HORRY COUNTY, SC (WMBF) - A WMBF News viewer who was tired of noise from Highway 22 reached out to the WMBF News Investigative team to get answers.
"I'm wondering what can be done to cut down on the noise," said Mary Causey. "We used to have trees, everywhere you're seeing lights there used to be trees, so we had a sound barrier."
South Carolina Department of Transportation crews were working overnight earlier this month near Fowler Road.
Causey wanted answers, so WMBF News found them. They just weren't the answers she was hoping to hear.
"All we hear is just noise all night, all day," Causey said. "In the last six months they've cut all the trees along the fence line that actually helped to block the noise we have had a problem with."
The trees came down for a power line. The power line belongs to Horry Electric Cooperative, but the company says the noise issue would need to be resolved by the SCDOT.
That's where the bad news comes for Causey; the state doesn't have the money to do a project like this one.

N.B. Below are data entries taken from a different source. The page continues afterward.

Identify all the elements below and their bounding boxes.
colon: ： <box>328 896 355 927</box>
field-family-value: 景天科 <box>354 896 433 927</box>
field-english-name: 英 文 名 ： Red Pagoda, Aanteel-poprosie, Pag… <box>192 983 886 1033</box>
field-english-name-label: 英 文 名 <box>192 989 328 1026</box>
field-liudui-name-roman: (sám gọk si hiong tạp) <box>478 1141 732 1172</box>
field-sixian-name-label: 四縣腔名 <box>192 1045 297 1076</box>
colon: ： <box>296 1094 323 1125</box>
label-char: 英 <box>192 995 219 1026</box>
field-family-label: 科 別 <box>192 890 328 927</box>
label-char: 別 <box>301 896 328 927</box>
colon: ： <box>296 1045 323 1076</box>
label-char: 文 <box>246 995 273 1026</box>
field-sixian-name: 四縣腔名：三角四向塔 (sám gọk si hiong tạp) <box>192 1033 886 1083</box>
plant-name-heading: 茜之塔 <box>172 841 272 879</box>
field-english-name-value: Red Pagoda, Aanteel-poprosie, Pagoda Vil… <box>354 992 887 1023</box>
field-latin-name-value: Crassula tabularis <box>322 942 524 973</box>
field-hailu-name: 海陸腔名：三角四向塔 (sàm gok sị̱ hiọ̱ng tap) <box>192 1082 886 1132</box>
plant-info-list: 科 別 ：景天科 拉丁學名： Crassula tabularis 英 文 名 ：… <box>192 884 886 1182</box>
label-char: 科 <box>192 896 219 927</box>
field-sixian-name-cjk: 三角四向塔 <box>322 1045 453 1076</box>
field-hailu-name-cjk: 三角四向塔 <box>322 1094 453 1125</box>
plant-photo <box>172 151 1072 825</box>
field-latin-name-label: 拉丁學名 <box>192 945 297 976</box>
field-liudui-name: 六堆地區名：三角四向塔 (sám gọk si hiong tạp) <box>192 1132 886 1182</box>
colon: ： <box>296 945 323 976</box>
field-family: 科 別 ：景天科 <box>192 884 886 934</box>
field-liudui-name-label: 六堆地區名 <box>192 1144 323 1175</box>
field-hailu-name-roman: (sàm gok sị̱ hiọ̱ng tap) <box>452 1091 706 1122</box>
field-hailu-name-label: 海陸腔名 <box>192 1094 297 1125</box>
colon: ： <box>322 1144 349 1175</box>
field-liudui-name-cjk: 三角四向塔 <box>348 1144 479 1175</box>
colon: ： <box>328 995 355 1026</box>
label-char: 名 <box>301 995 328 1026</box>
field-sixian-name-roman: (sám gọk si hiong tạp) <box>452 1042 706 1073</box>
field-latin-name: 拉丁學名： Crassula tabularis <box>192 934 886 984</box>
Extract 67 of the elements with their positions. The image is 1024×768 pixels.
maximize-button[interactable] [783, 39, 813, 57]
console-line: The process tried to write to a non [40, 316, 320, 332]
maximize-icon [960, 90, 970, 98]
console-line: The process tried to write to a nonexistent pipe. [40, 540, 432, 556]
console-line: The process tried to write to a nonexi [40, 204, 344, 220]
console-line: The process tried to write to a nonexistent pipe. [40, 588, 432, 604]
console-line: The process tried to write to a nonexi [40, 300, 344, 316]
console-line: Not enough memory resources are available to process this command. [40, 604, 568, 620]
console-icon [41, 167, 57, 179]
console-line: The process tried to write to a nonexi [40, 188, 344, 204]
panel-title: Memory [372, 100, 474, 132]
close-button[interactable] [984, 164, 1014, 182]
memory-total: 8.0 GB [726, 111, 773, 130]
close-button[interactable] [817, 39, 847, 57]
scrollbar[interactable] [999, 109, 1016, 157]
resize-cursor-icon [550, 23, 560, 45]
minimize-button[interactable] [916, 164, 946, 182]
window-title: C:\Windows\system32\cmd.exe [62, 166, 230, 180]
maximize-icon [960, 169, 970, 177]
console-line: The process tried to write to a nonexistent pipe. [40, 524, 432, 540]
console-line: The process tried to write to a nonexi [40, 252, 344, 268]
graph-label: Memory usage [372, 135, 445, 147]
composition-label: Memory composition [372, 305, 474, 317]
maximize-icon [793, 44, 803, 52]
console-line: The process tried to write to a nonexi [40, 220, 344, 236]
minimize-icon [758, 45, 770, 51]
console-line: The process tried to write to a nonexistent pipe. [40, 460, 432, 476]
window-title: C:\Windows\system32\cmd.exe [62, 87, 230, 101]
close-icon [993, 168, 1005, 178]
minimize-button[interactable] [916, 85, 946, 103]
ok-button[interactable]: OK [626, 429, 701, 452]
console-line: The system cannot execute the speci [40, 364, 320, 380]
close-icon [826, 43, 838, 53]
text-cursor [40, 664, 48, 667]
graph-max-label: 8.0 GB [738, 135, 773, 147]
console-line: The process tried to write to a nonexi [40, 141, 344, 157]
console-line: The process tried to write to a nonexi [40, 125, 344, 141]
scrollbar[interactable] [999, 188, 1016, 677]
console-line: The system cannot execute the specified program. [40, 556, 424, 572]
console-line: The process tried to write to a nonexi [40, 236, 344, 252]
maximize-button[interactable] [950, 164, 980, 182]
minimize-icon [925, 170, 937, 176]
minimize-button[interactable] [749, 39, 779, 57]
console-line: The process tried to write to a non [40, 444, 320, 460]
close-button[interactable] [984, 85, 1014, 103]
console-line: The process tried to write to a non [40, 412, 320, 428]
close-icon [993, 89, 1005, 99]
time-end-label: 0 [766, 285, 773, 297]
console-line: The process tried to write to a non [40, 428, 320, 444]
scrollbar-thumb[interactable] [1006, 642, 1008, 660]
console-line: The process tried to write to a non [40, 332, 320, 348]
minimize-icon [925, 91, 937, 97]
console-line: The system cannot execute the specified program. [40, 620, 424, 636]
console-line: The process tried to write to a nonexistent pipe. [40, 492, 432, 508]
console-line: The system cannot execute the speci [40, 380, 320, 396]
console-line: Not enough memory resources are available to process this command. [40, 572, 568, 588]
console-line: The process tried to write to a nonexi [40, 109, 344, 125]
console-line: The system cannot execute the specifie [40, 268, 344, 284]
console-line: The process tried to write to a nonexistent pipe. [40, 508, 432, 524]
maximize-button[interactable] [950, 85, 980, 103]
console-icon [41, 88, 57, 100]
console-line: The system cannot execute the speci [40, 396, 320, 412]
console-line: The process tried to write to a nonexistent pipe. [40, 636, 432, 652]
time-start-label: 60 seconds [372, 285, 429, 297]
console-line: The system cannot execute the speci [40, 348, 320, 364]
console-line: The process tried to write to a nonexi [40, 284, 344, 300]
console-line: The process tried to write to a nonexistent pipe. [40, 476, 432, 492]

"If it's not DOT then it's Horry Electric - how can two big companies say it's not our problem, it's your problem?" Causey asked.
SCDOT says this would be a "Type II" project, meaning there isn't an active project underway at Highway 22 like a widening of the road, so there's no way to fund a noise study.
But that does mean, in the future, if SCDOT needs to make changes to the highway, a noise analysis would be required - something Causey could get on board with.
"If they did the study and knew what kind of sound was out here, they would understand that hey they need to do something," Causey said, adding, "Is not like it used to be where most locals just used it, now it's used by most people that are traveling, they take Highway 22…We're supposed to be able to live out here and not get bothered by anything. Now we hear the traffic all day, all night…As long as I live here I'm going to have to deal with that, and as long as I deal with it someone's going to have to deal with me."
WMBF News Investigators did ask SCDOT about the work being done near Causey's home. The agency said it was installing traffic counters on Highway 22 to collect data that would help it understand traffic patterns to avoid future congestion.
In the month of January, tens of thousands of cars went by the Causey's home, hitting a peak on Friday, January 13 - more than 11,000 cars that day alone. Traffic hit its high mark at more than 1,000 cars between 6 p.m. and 7 p.m.
Causey said her biggest concern is the upcoming motorcycle events that she expects to bring loud noise through the night for days at a time.